In 2009, the Providence St. Peter Hospital surgical acute care unit became the pilot site for the ACT Patient Safety Pilot Study. This unit had a history of high turnover among nurse managers, and low employee and patient satisfaction. To measure and improve their culture, Providence St. Peter Hospital partnered with Pascal Metrics to administer the Safety Attitudes Questionnaire (SAQ). Following administration of the SAQ in 2009, Michael Leonard, M.D., of Pascal Metrics visited Providence St. Peter Hospital, attending their annual medical staff meeting to raise awareness of the upcoming safety culture initiative and to speak with leaders about their goals.
Figure 1
The SAQ scores for the unit were low. But the results helped Providence St. Peter Hospital leadership to identify opportunities for improvement through training. They targeted improved nurse/physician communication, an understanding of staff perceptions of leadership, and an increase in staff members’ comfort in speaking up.

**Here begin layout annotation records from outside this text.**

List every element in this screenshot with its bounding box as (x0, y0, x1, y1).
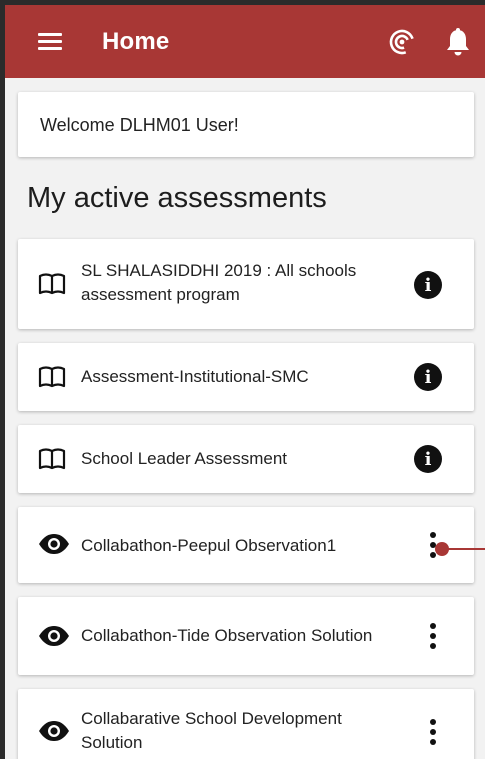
notification-bell-icon[interactable] (444, 27, 472, 57)
welcome-message: Welcome DLHM01 User! (40, 115, 239, 135)
observation-card[interactable]: Collabathon-Peepul Observation1 (18, 507, 474, 583)
book-icon (38, 272, 66, 301)
menu-icon[interactable] (38, 33, 62, 51)
app-screen: Home Welcome DLHM01 User! My active asse… (5, 5, 485, 759)
book-icon (38, 447, 66, 476)
eye-icon (38, 625, 70, 652)
info-icon[interactable]: i (414, 445, 442, 473)
eye-icon (38, 533, 70, 560)
observation-title: Collabathon-Tide Observation Solution (81, 626, 373, 645)
more-vert-icon[interactable] (428, 623, 438, 649)
observation-card[interactable]: Collabathon-Tide Observation Solution (18, 597, 474, 675)
observation-title: Collabarative School Development Solutio… (81, 709, 342, 752)
more-vert-icon[interactable] (428, 719, 438, 745)
observation-card[interactable]: Collabarative School Development Solutio… (18, 689, 474, 759)
assessment-card[interactable]: School Leader Assessment i (18, 425, 474, 493)
welcome-card: Welcome DLHM01 User! (18, 92, 474, 157)
info-icon[interactable]: i (414, 363, 442, 391)
assessment-title: School Leader Assessment (81, 449, 288, 468)
broadcast-icon[interactable] (387, 27, 417, 57)
book-icon (38, 365, 66, 394)
page-title: Home (102, 28, 170, 55)
eye-icon (38, 720, 70, 747)
info-icon[interactable]: i (414, 271, 442, 299)
assessment-title: SL SHALASIDDHI 2019 : All schools assess… (81, 261, 357, 304)
callout-dot (435, 542, 449, 556)
assessment-title: Assessment-Institutional-SMC (81, 367, 309, 386)
assessment-card[interactable]: SL SHALASIDDHI 2019 : All schools assess… (18, 239, 474, 329)
observation-title: Collabathon-Peepul Observation1 (81, 536, 337, 555)
assessment-card[interactable]: Assessment-Institutional-SMC i (18, 343, 474, 411)
app-bar: Home (5, 5, 485, 78)
section-title: My active assessments (27, 182, 327, 214)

As evidence of leadership commitment to the initiative, the hospital Chief Executive Officer, Chief Medical Officer, and physicians in the surgical acute care unit agreed to participate in the 4-hour training session conducted by Dr. Leonard. With an eye toward spreading improvements to other clinical service lines, other physician leaders attended the training. The goal was not only to improve the safety culture within the surgical acute care unit, but to develop tools and knowledge that could be deployed reliably across the entire organization.
Figure 2
Following the training session, unit and hospital leadership put the proposed changes in behavior and process into practice. The surgeons, who had formed a hospitalist group, became active partners in the effort to improve patient care and build a better environment for caregivers. Nurses and physicians began to participate in joint rounding to ensure close communication. Currently, all nurses in the unit participate in a safety and quality initiative as part of their ongoing professional development and their annual evaluation. For each new initiative undertaken, leadership continues to stress the importance of multidisciplinary interaction and accountability.
The results have been staggering. Whereas nursing students had once tried to avoid being assigned to the surgical acute care unit, they now actively lobby to do their clinical rotations there. Clinical and patient satisfaction metrics have improved. And when the SAQ was administered again in 2010, every survey domain showed significant improvement.
Moving forward, Providence St. Peter Hospital will target needed improvements in the intensive care unit, emergency department, and operating room. Hospital leadership will use the strategies, processes, and practices from the surgical acute care unit as the model for assessing, training, implementing, and evaluating needed changes.